そして二つ目の「ファスナーは増える」ということについてです。世は諸行無常、つまり、変わらないものはないので、人間は成長し、変化していきます。言い換えると、「ファスナーが増えていく」ということになります。生まれた当初は「お父さん、お母さんといる時の自分」が入るファスナーしかなかったのに、サッカーのチームや小学校、中学校や高校などのコミュニティに属してしまえば、「新しい自分」、つまり新たなファスナーは一気に増えます。私たちの背中のファスナーは人生を重ねるほど増えていくのです。ここで私が皆様に考えていただきたいのは、「昔のファスナーは開けられるようにしておいた方が良いのではないか?」ということです。より具体的にいうと「昔の自分は、忘れないほうが良いのではないか?」ということです。人間関係を例に挙げると、仲がいい人に対して、接し方が雑になっている人を見かけることがあります。言葉遣いが良くなかったり、約束をドタキャンしたり、遅刻が増えてしまったり...などです。確かに、仲良くよなって時間が経つと、その関係性に慣れて(馴れて)しまってマンネリ化し、出会った時のような「丁寧さ」が欠けてしまいます。また、サッカーにも同じようなことが言えます。私はサッカーが小さな頃から大好きですが、サッカーをするのに慣れて(馴れて)しまって、正直、朝早くの集合に嫌気がさしてしまうことがあります。「サッカーが大好きな自分」が入っていたファスナーが閉じ、「ただの日課としてサッカーをする自分」がファスナーから身を乗り出している状態です。こんな状態では何事もうまくいきません。先ほども申し上げましたが、人間は変わっていくものです。重要なのは、変わる前の自分を忘れないことであると私は考えます。「初心忘るべからず」という言葉があるように、未熟であった最初の頃の志を忘れずに、向上心を持って過ごす(プレーする)ことが、人間関係やサッカーを上手に進めていく上で、必要不可欠ではないでしょうか。私はそう思います。「閉じるべきファスナー」があれば、「開けるべきファスナー」もある、ということですね。
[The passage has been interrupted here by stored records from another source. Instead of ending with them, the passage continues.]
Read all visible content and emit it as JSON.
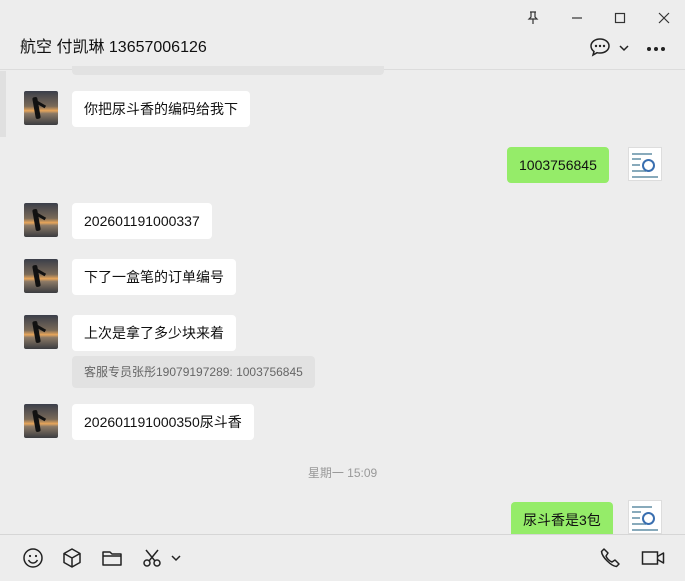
{
  "header": {
    "title": "航空 付凯琳 13657006126",
    "icons": [
      "pin-icon",
      "minimize-icon",
      "maximize-icon",
      "close-icon",
      "chat-bubble-icon",
      "chevron-down-icon",
      "more-icon"
    ]
  },
  "messages": [
    {
      "side": "in",
      "text": "你把尿斗香的编码给我下"
    },
    {
      "side": "out",
      "text": "1003756845"
    },
    {
      "side": "in",
      "text": "202601191000337"
    },
    {
      "side": "in",
      "text": "下了一盒笔的订单编号"
    },
    {
      "side": "in",
      "text": "上次是拿了多少块来着",
      "quote": "客服专员张彤19079197289: 1003756845"
    },
    {
      "side": "in",
      "text": "202601191000350尿斗香"
    },
    {
      "timestamp": "星期一 15:09"
    },
    {
      "side": "out",
      "text": "尿斗香是3包"
    }
  ],
  "toolbar": {
    "icons": [
      "emoji-icon",
      "package-icon",
      "folder-icon",
      "scissors-icon",
      "chevron-down-icon",
      "phone-icon",
      "video-icon"
    ]
  },
  "colors": {
    "bg": "#ededed",
    "outgoing": "#95ec69",
    "incoming": "#ffffff"
  }
}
 今回の話をまとめると、私たちの背中には、たくさんのファスナーがついています。怒りや悲しみで自分を見失いそうなときは、そのファスナーを閉じればいい。しかし、昔の情熱や初心を忘れてしまったときは、もう一度そのファスナーを開ければいい。人生に必要なのは、すべてのファスナーを開けっ放しにすることでも、すべてを閉じてしまうことでもなく、どのファスナーを閉じ、どのファスナーを開けるべきなのかを、自分で考えることなのだと私は思います。皆さんの背中には、今いくつのファスナーがついているでしょうか。そして、その中には、閉じたままになっている「昔の自分」がいないでしょうか。もし心当たりがあるなら、たまにはそのファスナーを開けてみてもいいのかもしれませんね。長くなってしまったので、今回はここで終わりにします。
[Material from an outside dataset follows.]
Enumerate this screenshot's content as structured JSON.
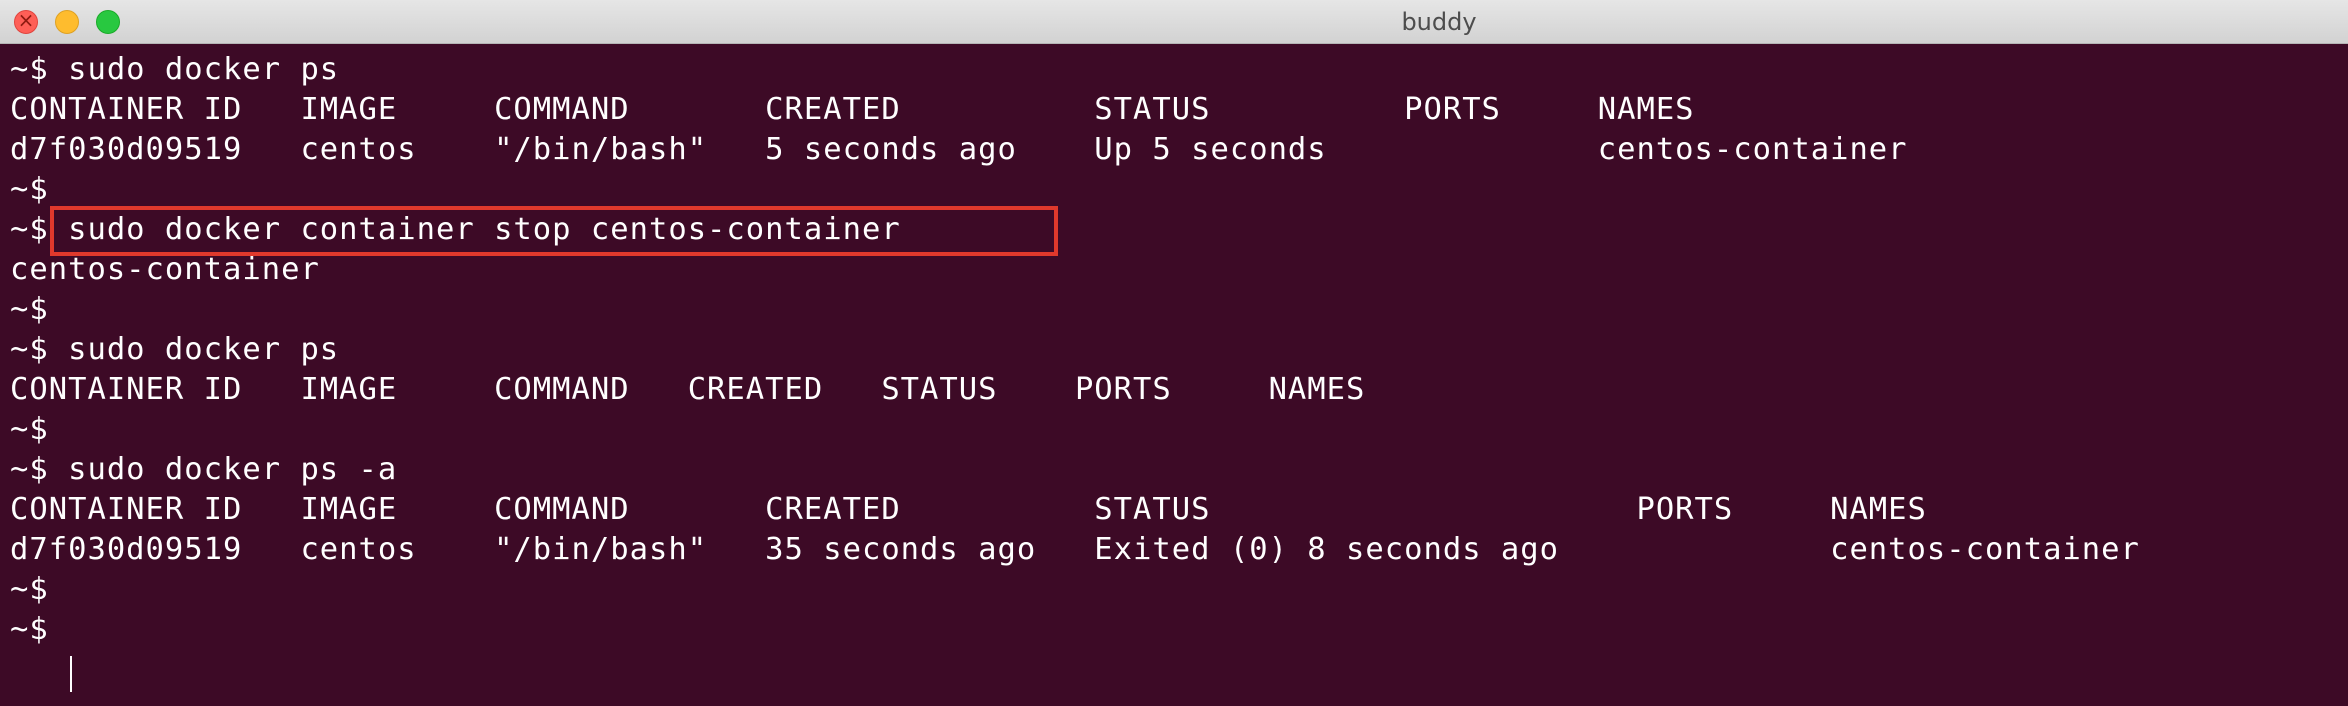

次回のブログは、キレのあるドリブルが持ち味の、キレの選手、金子隼大です。彼とはいつも練習後に食事に行くような仲ですが、話が非常に面白いです。キレのある秀逸なブログを見せてくれるはずですので、大きな期待を胸に、彼の、’’キレのブログ’’ を心待ちにしましょう。
最後までお読みいただき、誠にありがとうございました。